Die NATO wappnet sich für das Auslaufen des INF-Abrüstungsvertrags zu atomwaffenfähigen Mittelstreckenraten mit Russland. Die Verteidigungsminister des Bündnisses begannen am Mittwoch Beratungen über die Frage, in welcher Weise die Militärallianz auf die Bedrohung durch russische Raketen reagieren soll.

NATO-Generalsekretär Jens Stoltenberg nannte dabei die Stationierung neuer konventioneller Waffensysteme in Europa als Option. Die deutsche Verteidigungsministerin Ursula von der Leyen (CDU) wollte auch Atomwaffen nicht ausdrücklich ausschließen.

"Unser Hauptfokus ist es, den Vertrag zu erhalten", sagte Stoltenberg. Deshalb wolle die NATO mit Russland im Dialog bleiben. Stoltenberg kündigte dazu Gespräche mit dem russischen Außenminister Sergej Lawrow Ende der Woche bei der Münchner Sicherheitskonferenz an.

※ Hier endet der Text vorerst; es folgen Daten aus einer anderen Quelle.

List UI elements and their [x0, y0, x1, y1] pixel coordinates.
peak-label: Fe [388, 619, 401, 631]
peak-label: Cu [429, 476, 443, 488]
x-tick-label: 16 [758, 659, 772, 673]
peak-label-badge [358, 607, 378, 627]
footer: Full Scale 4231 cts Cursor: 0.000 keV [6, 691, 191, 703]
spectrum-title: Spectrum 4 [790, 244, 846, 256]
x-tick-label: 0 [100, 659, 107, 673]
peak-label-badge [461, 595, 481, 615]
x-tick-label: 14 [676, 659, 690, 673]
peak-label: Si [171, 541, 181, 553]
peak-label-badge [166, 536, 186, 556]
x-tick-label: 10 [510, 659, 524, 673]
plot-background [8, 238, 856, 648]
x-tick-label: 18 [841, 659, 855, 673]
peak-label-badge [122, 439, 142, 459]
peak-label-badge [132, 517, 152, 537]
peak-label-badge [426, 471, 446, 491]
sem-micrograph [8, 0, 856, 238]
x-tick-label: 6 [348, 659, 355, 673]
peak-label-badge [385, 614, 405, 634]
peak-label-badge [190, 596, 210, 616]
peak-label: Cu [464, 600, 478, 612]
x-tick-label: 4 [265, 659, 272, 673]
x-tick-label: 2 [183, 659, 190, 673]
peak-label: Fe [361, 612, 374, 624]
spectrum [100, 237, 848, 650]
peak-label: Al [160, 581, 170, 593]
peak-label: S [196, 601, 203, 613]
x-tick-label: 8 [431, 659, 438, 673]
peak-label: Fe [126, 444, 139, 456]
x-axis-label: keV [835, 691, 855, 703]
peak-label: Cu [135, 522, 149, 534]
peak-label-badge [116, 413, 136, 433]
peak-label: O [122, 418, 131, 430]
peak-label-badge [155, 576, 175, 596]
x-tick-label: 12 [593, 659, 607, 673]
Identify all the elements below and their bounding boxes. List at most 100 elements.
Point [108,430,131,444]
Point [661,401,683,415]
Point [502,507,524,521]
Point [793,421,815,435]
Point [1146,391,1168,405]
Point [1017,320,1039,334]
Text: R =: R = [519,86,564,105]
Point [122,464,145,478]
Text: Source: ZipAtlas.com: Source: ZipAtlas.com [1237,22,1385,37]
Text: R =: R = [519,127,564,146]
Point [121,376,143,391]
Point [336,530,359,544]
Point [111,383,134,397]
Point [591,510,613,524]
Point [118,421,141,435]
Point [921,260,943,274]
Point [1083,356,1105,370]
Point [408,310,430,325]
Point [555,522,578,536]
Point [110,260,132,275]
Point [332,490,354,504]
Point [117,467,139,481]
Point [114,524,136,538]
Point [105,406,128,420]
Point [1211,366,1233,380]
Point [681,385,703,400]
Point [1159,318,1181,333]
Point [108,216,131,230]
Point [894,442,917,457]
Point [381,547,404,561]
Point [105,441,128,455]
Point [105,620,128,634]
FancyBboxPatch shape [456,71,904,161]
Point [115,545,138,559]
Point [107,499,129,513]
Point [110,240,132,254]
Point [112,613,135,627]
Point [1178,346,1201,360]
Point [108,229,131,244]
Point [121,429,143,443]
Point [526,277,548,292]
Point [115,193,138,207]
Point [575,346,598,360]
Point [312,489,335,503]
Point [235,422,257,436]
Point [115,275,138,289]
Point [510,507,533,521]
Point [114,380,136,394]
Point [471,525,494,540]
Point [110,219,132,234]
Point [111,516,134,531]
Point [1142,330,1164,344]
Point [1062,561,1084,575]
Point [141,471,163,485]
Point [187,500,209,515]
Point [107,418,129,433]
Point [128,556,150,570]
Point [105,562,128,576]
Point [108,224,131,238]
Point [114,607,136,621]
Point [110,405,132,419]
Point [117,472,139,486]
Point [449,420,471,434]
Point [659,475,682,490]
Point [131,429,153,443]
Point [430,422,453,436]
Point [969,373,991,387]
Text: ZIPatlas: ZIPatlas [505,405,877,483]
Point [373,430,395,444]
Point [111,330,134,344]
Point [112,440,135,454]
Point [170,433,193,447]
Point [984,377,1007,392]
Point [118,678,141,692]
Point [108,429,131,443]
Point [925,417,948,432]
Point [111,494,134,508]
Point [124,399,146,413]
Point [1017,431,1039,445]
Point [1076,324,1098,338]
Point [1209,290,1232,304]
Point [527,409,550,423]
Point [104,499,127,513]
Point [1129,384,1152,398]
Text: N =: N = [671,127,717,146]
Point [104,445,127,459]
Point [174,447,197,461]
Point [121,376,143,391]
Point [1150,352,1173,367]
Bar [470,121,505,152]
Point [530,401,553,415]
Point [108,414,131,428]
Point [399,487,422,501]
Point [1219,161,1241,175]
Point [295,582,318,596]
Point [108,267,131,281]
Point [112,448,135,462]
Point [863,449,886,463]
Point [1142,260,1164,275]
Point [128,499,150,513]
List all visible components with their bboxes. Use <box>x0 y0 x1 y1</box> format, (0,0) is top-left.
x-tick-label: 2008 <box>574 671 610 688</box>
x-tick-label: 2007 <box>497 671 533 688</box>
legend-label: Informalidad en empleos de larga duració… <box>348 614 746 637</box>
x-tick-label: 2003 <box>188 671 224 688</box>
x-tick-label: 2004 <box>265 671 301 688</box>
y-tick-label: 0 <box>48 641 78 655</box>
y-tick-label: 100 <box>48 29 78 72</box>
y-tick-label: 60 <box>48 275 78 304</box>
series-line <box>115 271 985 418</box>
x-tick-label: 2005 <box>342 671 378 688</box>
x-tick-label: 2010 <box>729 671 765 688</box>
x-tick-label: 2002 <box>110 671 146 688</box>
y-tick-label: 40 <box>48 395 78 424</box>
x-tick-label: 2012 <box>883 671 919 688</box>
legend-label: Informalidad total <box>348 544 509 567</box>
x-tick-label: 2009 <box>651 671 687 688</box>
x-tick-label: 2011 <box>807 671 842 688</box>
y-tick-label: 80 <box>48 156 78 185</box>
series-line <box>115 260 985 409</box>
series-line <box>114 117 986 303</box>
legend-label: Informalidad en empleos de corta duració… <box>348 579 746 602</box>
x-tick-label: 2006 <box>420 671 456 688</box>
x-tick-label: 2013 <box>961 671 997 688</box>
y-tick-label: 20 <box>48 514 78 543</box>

In sechs Monaten unwirksam

Stoltenberg verwies darauf, dass der INF-Vertrag nach der Aufkündigung durch die USA und Russland Anfang Februar erst in sechs Monaten unwirksam wird. Damit gebe es für Russland bis Anfang August "ein Fenster", um sich wieder an seine Bestimmungen zu halten. Diplomaten im Bündnis hielten es aber für unwahrscheinlich, dass Russland einlenken werde.

Stoltenberg bezeichnete die Folgen eines Scheiterns des Vertrags als "sehr ernst". Die NATO wolle aber "kein neues Wettrüsten", sagte er. Ihre Reaktion werde "angemessen und defensiv" ausfallen.

Die Stationierung neuer konventioneller Waffen in Europa sei eine von vielen Optionen, sagte der Generalsekretär. Am Dienstag hatte er gesagt, das Bündnis habe nicht "die Absicht, neue landgestützte Atomraketen in Europa zu stationieren".

"Breiter Mix von Maßnahmen"

Von der Leyen zufolge wird ein "breiter Mix von Maßnahmen" beraten. Zu der offenen Diskussion gehöre, "weder auszuschließen noch zu hierarchisieren noch einzuschließen", sagte von der Leyen auf eine Frage nach Atomwaffen. Ziel müsse es sein, am Ende einen "besonnenen" Vorschlag zu haben. Dabei gehe es "nicht nur um rein militärische Fragen (...), sondern auch um wirtschaftliche Fragen, um politische Fragen", betonte von der Leyen. Sie verwies auch auf eine mögliche Einbeziehung Chinas in Abrüstungsgespräche.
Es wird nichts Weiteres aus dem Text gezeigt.